I think in these situations, everyone just has to be clear.

A friend of mine used to pass on HUGE bags of stuff to me when our respective dds were small, including lots of posh brands I wouldn't have bought myself.

I regularly pointed out that she could alternatively ebay them & make quite a few quid (she didn't want to be bothered), but if she was passing them on to me, I'd be cherry picking then charity shopping anything we couldn't use. If she'd been unhappy with me disposing of her hand me downs as I chose, I would just have declined the offer of the clothes.

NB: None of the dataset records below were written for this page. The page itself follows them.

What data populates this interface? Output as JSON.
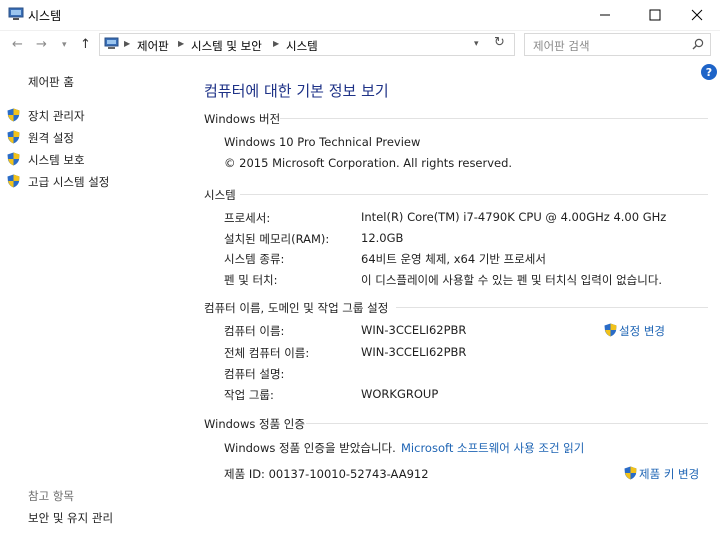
{
  "window": {
    "title": "시스템"
  },
  "address": {
    "crumbs": [
      "제어판",
      "시스템 및 보안",
      "시스템"
    ]
  },
  "search": {
    "placeholder": "제어판 검색"
  },
  "sidebar": {
    "home": "제어판 홈",
    "links": [
      "장치 관리자",
      "원격 설정",
      "시스템 보호",
      "고급 시스템 설정"
    ],
    "see_also_title": "참고 항목",
    "see_also": [
      "보안 및 유지 관리"
    ]
  },
  "main": {
    "heading": "컴퓨터에 대한 기본 정보 보기",
    "windows_edition": {
      "title": "Windows 버전",
      "name": "Windows 10 Pro Technical Preview",
      "copyright": "© 2015 Microsoft Corporation. All rights reserved."
    },
    "system": {
      "title": "시스템",
      "rows": [
        {
          "label": "프로세서:",
          "value": "Intel(R) Core(TM) i7-4790K CPU @ 4.00GHz   4.00 GHz"
        },
        {
          "label": "설치된 메모리(RAM):",
          "value": "12.0GB"
        },
        {
          "label": "시스템 종류:",
          "value": "64비트 운영 체제, x64 기반 프로세서"
        },
        {
          "label": "펜 및 터치:",
          "value": "이 디스플레이에 사용할 수 있는 펜 및 터치식 입력이 없습니다."
        }
      ]
    },
    "computer_name": {
      "title": "컴퓨터 이름, 도메인 및 작업 그룹 설정",
      "change_link": "설정 변경",
      "rows": [
        {
          "label": "컴퓨터 이름:",
          "value": "WIN-3CCELI62PBR"
        },
        {
          "label": "전체 컴퓨터 이름:",
          "value": "WIN-3CCELI62PBR"
        },
        {
          "label": "컴퓨터 설명:",
          "value": ""
        },
        {
          "label": "작업 그룹:",
          "value": "WORKGROUP"
        }
      ]
    },
    "activation": {
      "title": "Windows 정품 인증",
      "status": "Windows 정품 인증을 받았습니다.",
      "license_link": "Microsoft 소프트웨어 사용 조건 읽기",
      "product_id": "제품 ID: 00137-10010-52743-AA912",
      "change_key_link": "제품 키 변경"
    }
  },
  "colors": {
    "heading": "#1e3287",
    "link": "#1e64b4",
    "accent": "#1e64c8"
  }
}
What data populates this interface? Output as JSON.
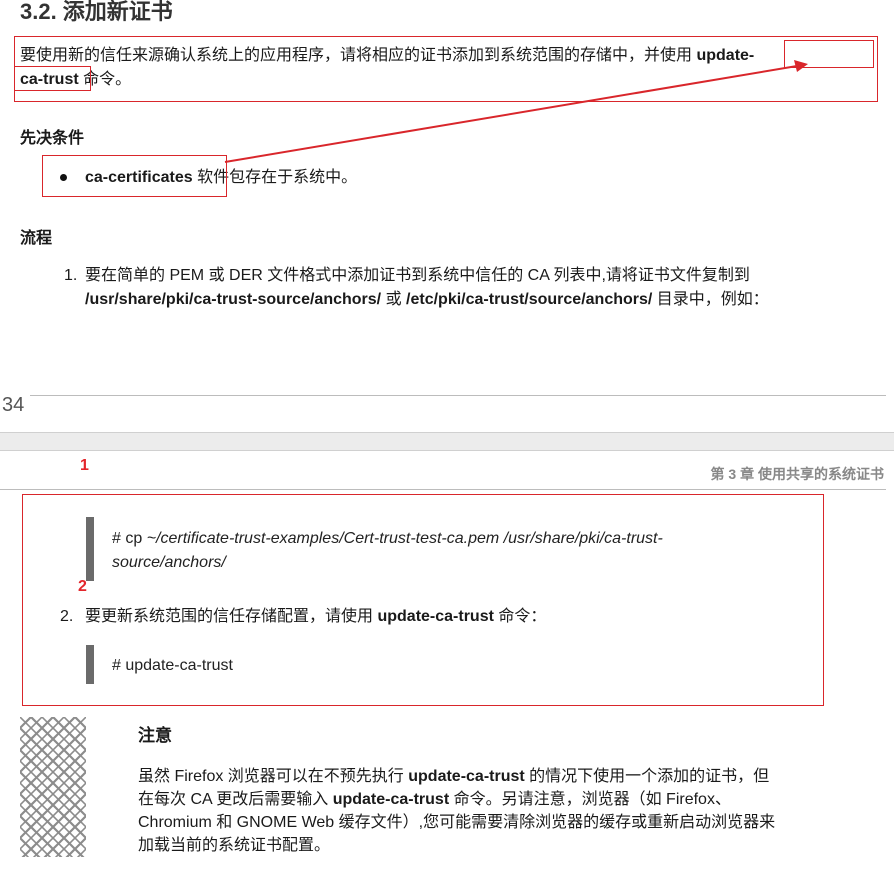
{
  "page1": {
    "section_title": "3.2. 添加新证书",
    "intro_part1": "要使用新的信任来源确认系统上的应用程序，请将相应的证书添加到系统范围的存储中，并使用",
    "intro_cmd_part1": "update-",
    "intro_cmd_part2": "ca-trust",
    "intro_part2": "命令。",
    "prereq_heading": "先决条件",
    "prereq_pkg": "ca-certificates",
    "prereq_text": "软件包存在于系统中。",
    "procedure_heading": "流程",
    "step1_num": "1.",
    "step1_text": "要在简单的 PEM 或 DER 文件格式中添加证书到系统中信任的 CA 列表中,请将证书文件复制到",
    "step1_path1": "/usr/share/pki/ca-trust-source/anchors/",
    "step1_or": "或",
    "step1_path2": "/etc/pki/ca-trust/source/anchors/",
    "step1_suffix": "目录中，例如：",
    "page_number": "34"
  },
  "page2": {
    "running_head": "第 3 章 使用共享的系统证书",
    "marker1": "1",
    "marker2": "2",
    "code1_prompt": "# cp ",
    "code1_line1": "~/certificate-trust-examples/Cert-trust-test-ca.pem /usr/share/pki/ca-trust-",
    "code1_line2": "source/anchors/",
    "step2_num": "2.",
    "step2_text": "要更新系统范围的信任存储配置，请使用",
    "step2_cmd": "update-ca-trust",
    "step2_suffix": "命令：",
    "code2": "# update-ca-trust",
    "note_title": "注意",
    "note_l1_a": "虽然 Firefox 浏览器可以在不预先执行",
    "note_l1_cmd": "update-ca-trust",
    "note_l1_b": "的情况下使用一个添加的证书，但",
    "note_l2_a": "在每次 CA 更改后需要输入",
    "note_l2_cmd": "update-ca-trust",
    "note_l2_b": "命令。另请注意，浏览器（如 Firefox、",
    "note_l3": "Chromium 和 GNOME Web 缓存文件）,您可能需要清除浏览器的缓存或重新启动浏览器来",
    "note_l4": "加载当前的系统证书配置。"
  },
  "colors": {
    "annotation": "#d9262b",
    "marker": "#e3262b",
    "code_bar": "#6b6b6b"
  },
  "icons": [
    "note-pattern-icon"
  ]
}
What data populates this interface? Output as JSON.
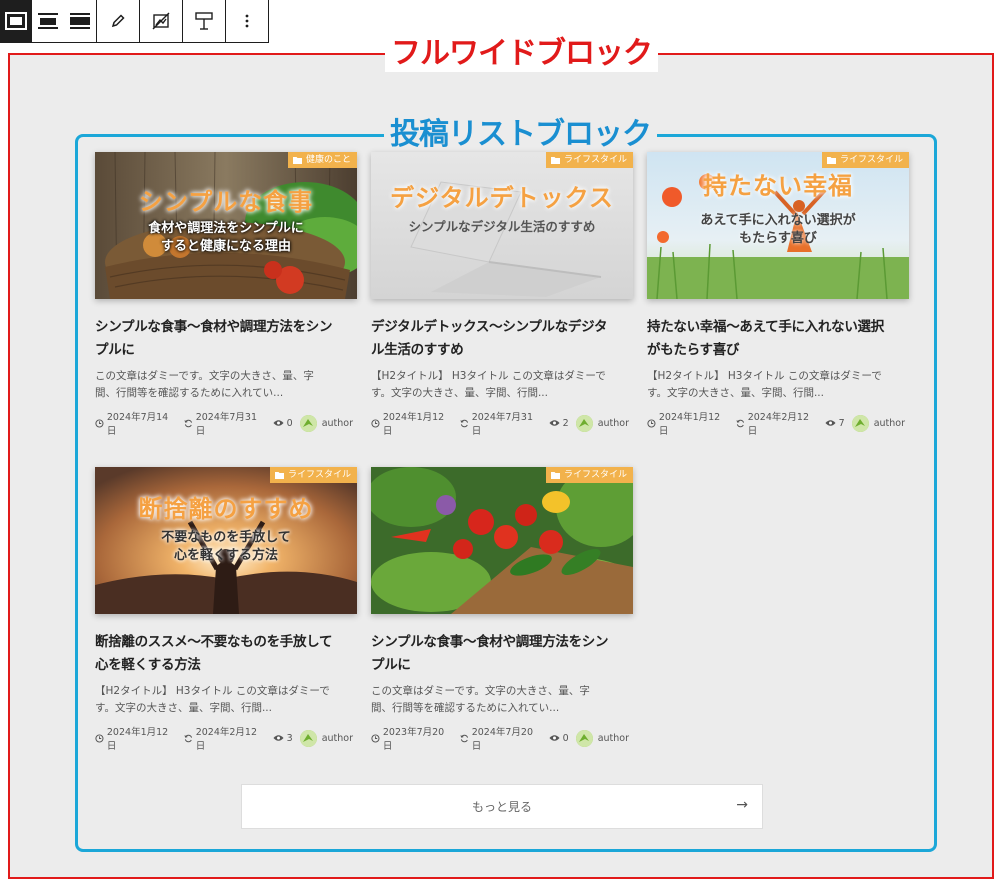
{
  "toolbar": {
    "buttons": [
      "align-none-icon",
      "align-wide-icon",
      "align-full-icon",
      "pencil-icon",
      "no-image-icon",
      "height-icon",
      "more-options-icon"
    ]
  },
  "annotations": {
    "full_width_label": "フルワイドブロック",
    "post_list_label": "投稿リストブロック",
    "full_width_color": "#e11a1a",
    "post_list_color": "#1ba7d8"
  },
  "posts": [
    {
      "category": "健康のこと",
      "thumb_title": "シンプルな食事",
      "thumb_sub_1": "食材や調理法をシンプルに",
      "thumb_sub_2": "すると健康になる理由",
      "title_1": "シンプルな食事～食材や調理方法をシン",
      "title_2": "プルに",
      "excerpt_1": "この文章はダミーです。文字の大きさ、量、字",
      "excerpt_2": "間、行間等を確認するために入れてい...",
      "published": "2024年7月14日",
      "updated": "2024年7月31日",
      "views": "0",
      "author": "author"
    },
    {
      "category": "ライフスタイル",
      "thumb_title": "デジタルデトックス",
      "thumb_sub_1": "シンプルなデジタル生活のすすめ",
      "thumb_sub_2": "",
      "title_1": "デジタルデトックス～シンプルなデジタ",
      "title_2": "ル生活のすすめ",
      "excerpt_1": "【H2タイトル】 H3タイトル この文章はダミーで",
      "excerpt_2": "す。文字の大きさ、量、字間、行間...",
      "published": "2024年1月12日",
      "updated": "2024年7月31日",
      "views": "2",
      "author": "author"
    },
    {
      "category": "ライフスタイル",
      "thumb_title": "持たない幸福",
      "thumb_sub_1": "あえて手に入れない選択が",
      "thumb_sub_2": "もたらす喜び",
      "title_1": "持たない幸福～あえて手に入れない選択",
      "title_2": "がもたらす喜び",
      "excerpt_1": "【H2タイトル】 H3タイトル この文章はダミーで",
      "excerpt_2": "す。文字の大きさ、量、字間、行間...",
      "published": "2024年1月12日",
      "updated": "2024年2月12日",
      "views": "7",
      "author": "author"
    },
    {
      "category": "ライフスタイル",
      "thumb_title": "断捨離のすすめ",
      "thumb_sub_1": "不要なものを手放して",
      "thumb_sub_2": "心を軽くする方法",
      "title_1": "断捨離のススメ～不要なものを手放して",
      "title_2": "心を軽くする方法",
      "excerpt_1": "【H2タイトル】 H3タイトル この文章はダミーで",
      "excerpt_2": "す。文字の大きさ、量、字間、行間...",
      "published": "2024年1月12日",
      "updated": "2024年2月12日",
      "views": "3",
      "author": "author"
    },
    {
      "category": "ライフスタイル",
      "thumb_title": "",
      "thumb_sub_1": "",
      "thumb_sub_2": "",
      "title_1": "シンプルな食事～食材や調理方法をシン",
      "title_2": "プルに",
      "excerpt_1": "この文章はダミーです。文字の大きさ、量、字",
      "excerpt_2": "間、行間等を確認するために入れてい...",
      "published": "2023年7月20日",
      "updated": "2024年7月20日",
      "views": "0",
      "author": "author"
    }
  ],
  "more_button": {
    "label": "もっと見る",
    "arrow": "→"
  }
}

I handed down tons myself, to other friends, & honestly wouldn't have minded what they did with it. I was motivated by clearing out stuff I didn't need, couldn't be bothered to sell, & sometimes was aware it would help out a skint mate.

You need to specify if it's a loan, because that's different entirely.If you expect the person you are handing down to return anything they won't use, fine, but make it clear.

If you intend it as a gift, ultimately, if you've given it away, it is theirs to do what they like with?

spotcheck · 14/06/2021 01:17

Can you not feel happy that you were able to help them in a way that preserves their dignity?

Perhaps she is keeping some, selling the excess?

Honestly, just keep quiet about it.

I remember being gifted a conservatory set ( of furniture). We used it for awhile, and then sold them. Normally I would have given it away but money was tight.
One of ex DH's friends thought we were being grabby. Meanwhile, they probably had triple our income, no kids...
I still think he was a judgemental twat for mentioning it.

Echobelly · 14/06/2021 01:17

I doubt this was about taste, I suspect mostly she just saw them as hers to do with as she wanted - and maybe someone else has given her some? .

I did have a principle of never selling on anything I was given, but then I wasn't in desperate need of cash.

I wouldn't say anything in your situation - at most maybe mention wanting them back potentially and she might stop selling them.